The team constructed a mini version of Hamilton’s steel mills by combining ready-made kits of industrial structures

When Toronto reopens, almost everything—working in an office, dining in a restaurant, dancing in a club—will feel surreal. But Little Canada will be particularly uncanny. It is both minuscule and massive, eerily lifelike yet obviously unreal. When you arrive, you hear the thunderous roar of Niagara Falls, but as you turn the corner, the awe-inspiring deluge is no taller than a dining room table. In Niagara-on-the-Lake, entire vineyards are the length of a wine bottle. Squint and you’ll see grapes the size of grains of sand.

Little Toronto bustles as if the pandemic never happened. GO trains shuffle in and out of Union Station. Cyclists pedal down city streets on paper-thin bikes. Cars the size of Hot Wheels drive themselves along magnetic strips hidden under the Don Valley Parkway. Every 15 minutes, day fades to night, and 30,000 LEDs illuminate the end of pen-sized streetlights and the windows of downtown skyscrapers. Across the city, fantastical vignettes reveal the whimsical sense of humour of Little Canada’s creators: EdgeWalkers hang off the side of the CN Tower, three little pigs stop traffic on the 401, an out-of-place penguin waits for a bus.

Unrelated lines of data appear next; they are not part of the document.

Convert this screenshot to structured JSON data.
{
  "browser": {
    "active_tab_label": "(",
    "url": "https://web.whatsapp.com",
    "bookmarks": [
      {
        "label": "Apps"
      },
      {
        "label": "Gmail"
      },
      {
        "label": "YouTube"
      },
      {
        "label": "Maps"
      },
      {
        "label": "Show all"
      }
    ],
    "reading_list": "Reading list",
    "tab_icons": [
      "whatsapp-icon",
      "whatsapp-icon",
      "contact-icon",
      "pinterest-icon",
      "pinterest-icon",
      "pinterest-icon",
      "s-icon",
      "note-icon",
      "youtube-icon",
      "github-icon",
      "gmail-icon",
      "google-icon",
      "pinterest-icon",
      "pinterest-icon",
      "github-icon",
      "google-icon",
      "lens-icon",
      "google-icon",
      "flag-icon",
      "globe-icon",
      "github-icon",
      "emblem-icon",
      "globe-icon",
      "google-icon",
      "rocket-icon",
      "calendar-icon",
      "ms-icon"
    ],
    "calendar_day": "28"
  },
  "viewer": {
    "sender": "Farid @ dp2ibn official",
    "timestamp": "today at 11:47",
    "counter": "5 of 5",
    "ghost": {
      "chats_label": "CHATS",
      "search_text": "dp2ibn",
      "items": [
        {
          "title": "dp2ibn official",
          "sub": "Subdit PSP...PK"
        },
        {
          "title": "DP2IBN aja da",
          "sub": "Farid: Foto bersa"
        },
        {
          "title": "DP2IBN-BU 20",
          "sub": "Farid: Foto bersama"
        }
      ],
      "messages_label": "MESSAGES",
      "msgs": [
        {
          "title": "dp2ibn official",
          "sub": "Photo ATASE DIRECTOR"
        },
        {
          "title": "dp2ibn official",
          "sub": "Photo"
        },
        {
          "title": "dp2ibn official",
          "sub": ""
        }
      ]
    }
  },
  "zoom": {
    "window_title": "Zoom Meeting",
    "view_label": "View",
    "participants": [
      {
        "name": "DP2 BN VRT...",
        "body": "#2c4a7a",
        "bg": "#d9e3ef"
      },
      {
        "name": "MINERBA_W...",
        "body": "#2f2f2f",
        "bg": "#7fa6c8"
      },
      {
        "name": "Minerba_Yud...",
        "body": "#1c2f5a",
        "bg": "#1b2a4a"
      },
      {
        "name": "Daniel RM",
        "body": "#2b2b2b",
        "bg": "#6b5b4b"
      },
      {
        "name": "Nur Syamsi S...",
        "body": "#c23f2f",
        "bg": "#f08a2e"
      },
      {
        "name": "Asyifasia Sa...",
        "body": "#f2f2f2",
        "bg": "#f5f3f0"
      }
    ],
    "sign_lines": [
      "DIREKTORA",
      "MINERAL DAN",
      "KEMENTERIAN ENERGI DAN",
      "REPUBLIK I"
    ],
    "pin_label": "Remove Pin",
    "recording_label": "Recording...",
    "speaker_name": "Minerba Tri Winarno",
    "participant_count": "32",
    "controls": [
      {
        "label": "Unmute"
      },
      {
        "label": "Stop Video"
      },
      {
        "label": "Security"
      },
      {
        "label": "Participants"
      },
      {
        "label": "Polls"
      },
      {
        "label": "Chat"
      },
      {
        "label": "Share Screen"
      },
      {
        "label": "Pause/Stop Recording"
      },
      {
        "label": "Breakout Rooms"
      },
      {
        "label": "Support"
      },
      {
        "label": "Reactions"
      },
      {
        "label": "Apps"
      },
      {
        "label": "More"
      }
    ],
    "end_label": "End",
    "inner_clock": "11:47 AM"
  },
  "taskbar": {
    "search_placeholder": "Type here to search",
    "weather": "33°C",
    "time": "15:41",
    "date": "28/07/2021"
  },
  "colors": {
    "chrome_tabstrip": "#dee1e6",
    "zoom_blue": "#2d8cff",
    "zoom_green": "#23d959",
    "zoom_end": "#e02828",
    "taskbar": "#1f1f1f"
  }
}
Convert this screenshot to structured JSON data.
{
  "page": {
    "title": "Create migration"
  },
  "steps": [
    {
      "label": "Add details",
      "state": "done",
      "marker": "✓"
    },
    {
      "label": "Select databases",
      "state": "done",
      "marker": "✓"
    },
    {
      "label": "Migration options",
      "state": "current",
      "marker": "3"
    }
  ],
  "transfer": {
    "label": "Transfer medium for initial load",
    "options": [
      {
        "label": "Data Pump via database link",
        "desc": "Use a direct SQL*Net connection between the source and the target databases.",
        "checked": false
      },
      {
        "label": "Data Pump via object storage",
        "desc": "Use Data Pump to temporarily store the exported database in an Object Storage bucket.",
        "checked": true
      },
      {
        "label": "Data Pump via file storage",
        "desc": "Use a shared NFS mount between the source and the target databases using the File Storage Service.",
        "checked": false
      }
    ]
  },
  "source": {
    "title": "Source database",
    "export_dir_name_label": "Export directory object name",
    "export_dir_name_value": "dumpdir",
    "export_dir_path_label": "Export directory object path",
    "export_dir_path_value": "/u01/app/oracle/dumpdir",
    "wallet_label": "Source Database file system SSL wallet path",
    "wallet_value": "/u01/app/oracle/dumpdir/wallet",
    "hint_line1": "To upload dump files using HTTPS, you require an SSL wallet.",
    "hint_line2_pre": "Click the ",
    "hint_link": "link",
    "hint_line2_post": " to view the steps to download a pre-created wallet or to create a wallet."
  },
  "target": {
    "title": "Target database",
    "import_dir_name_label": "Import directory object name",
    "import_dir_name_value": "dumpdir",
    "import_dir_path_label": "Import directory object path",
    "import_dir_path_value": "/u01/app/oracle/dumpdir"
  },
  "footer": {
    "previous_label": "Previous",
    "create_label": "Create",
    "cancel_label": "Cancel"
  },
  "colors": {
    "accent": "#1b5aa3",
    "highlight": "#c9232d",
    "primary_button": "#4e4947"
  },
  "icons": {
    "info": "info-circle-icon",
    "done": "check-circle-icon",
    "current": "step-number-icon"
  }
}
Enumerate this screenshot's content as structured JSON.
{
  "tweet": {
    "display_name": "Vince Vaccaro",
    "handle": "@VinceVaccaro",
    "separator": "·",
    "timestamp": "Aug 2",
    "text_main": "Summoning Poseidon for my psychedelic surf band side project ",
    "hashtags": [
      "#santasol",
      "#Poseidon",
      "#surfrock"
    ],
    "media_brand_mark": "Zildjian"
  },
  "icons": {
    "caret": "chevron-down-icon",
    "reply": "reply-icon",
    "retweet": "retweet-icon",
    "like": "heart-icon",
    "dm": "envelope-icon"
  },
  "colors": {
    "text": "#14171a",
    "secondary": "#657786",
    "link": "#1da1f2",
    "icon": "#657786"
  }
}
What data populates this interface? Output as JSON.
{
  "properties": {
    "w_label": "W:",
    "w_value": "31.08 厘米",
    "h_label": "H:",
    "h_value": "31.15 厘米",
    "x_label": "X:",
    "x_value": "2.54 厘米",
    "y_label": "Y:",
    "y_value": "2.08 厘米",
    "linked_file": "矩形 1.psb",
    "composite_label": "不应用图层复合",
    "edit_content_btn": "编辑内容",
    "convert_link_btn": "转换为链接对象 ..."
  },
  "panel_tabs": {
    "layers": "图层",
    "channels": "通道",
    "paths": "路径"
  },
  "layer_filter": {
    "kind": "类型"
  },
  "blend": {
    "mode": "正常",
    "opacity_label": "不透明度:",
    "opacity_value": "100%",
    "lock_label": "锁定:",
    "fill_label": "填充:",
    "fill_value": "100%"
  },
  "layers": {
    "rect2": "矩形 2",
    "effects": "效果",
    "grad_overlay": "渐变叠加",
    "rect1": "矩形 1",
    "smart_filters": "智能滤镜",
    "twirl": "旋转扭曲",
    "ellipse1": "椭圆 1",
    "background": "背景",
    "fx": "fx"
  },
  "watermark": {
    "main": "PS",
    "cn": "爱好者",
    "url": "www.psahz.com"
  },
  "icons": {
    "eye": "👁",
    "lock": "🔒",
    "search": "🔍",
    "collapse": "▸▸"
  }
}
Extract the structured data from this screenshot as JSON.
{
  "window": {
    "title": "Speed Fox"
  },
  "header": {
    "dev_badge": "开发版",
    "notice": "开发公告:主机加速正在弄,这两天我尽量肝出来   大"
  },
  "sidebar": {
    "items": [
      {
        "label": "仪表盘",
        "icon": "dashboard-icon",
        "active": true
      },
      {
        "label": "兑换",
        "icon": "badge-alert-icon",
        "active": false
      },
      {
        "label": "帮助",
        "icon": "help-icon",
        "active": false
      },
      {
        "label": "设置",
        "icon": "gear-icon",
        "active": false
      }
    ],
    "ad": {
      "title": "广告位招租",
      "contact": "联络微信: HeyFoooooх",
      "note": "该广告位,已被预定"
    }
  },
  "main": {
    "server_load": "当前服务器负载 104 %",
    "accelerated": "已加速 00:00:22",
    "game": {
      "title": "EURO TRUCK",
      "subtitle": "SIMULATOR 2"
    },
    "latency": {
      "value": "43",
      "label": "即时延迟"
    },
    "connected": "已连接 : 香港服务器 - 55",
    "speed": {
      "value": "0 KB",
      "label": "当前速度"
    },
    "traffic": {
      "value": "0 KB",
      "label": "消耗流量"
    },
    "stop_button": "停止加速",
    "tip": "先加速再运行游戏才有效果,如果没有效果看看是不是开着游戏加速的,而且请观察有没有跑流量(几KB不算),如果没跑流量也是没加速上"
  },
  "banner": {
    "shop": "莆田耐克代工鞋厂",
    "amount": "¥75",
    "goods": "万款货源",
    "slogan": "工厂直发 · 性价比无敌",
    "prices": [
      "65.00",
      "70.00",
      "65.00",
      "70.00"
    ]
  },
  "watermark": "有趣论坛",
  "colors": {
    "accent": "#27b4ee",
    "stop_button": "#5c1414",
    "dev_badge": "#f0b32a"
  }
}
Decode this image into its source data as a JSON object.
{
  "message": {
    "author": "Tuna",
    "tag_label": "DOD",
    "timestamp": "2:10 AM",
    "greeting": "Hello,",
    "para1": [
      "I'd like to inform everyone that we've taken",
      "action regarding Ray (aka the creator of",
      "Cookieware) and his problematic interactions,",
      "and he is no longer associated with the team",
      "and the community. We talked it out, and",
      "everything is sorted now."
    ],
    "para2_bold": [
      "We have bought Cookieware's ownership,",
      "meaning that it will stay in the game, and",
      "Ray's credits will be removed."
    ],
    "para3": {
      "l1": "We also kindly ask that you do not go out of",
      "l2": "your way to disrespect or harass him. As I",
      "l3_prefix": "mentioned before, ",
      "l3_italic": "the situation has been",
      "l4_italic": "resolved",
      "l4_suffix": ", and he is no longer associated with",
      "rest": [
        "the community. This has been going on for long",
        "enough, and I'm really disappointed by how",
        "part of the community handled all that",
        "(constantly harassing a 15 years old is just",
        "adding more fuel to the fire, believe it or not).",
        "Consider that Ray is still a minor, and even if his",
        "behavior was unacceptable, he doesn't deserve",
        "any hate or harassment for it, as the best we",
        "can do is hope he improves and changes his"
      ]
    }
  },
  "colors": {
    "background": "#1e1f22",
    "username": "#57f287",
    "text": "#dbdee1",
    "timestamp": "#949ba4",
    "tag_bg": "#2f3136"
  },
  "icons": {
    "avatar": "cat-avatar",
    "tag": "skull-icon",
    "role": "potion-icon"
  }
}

Little Canada’s big-ticket structures will surely fill your Instagram feed for the rest of 2021, but the exhibit’s real marvel is the verisimilitude of seemingly inconsequential details. A single unkempt lawn contains thousands of fibres, each six millimetres tall and made using glue imbued with an electrical charge to ensure they stand up straight. Every tree in Little Canada is unique. Some are made from strands of wire, twisted into gnarly trunks, peeled to create the illusion of branches, then adorned with bunches of ground-up green foam. Others deeper in the display are simpler—a Brillo-esque polyfibre affixed to a wooden stick. “One of the challenges is knowing how far to take something,” says Kurt Jensen, a miniature maker who’s built bridges, houses and cliffs. “You can spend 40 hours on one square foot and then realize no one will be able to see it because it’s in the back corner behind three buildings. When you enjoy this work, the temptation is to go all out.”

Each member of the Little Canada team designed the interior of one suite at the Château Laurier in Little Ottawa

In those unseen nooks and crannies, Brenninkmeijer encouraged Little Canada’s three dozen miniature makers to leave their signatures—random injections of personality that mimic the spontaneity of real life. Jensen left his initials at the bottom of a cliff he designed, as if spray-painted by a teenage tagger. Even if people will never see a detail, it would be sacrilege to cut corners. “I’ve often wondered what it is about people who like building models. Is it control?” says Jensen. “Because what we’re really doing is building our own world, which has some interesting implications if you follow it down a rabbit hole.”

Brenninkmeijer, of course, is Little Canada’s de facto deity, but he seems utterly uninterested in taking his day of rest. Covid-willing, as crowds begin to file through his world this summer, he’ll be placing wee polar bears in the Arctic exhibition. Come back in a few years and you may find him inspecting the peaks of the Rockies or filling the seats of Olympic Stadium. He has plans to take his creation beyond Canada’s borders, crafting a Vimy Ridge and building a toy-sized International Space Station, complete with a guitar-strumming Chris Hadfield. Lucky for Brenninkmeijer—a man who loves the process more than the end product—there will always be something new to build. Even in miniature, Canada is a big place.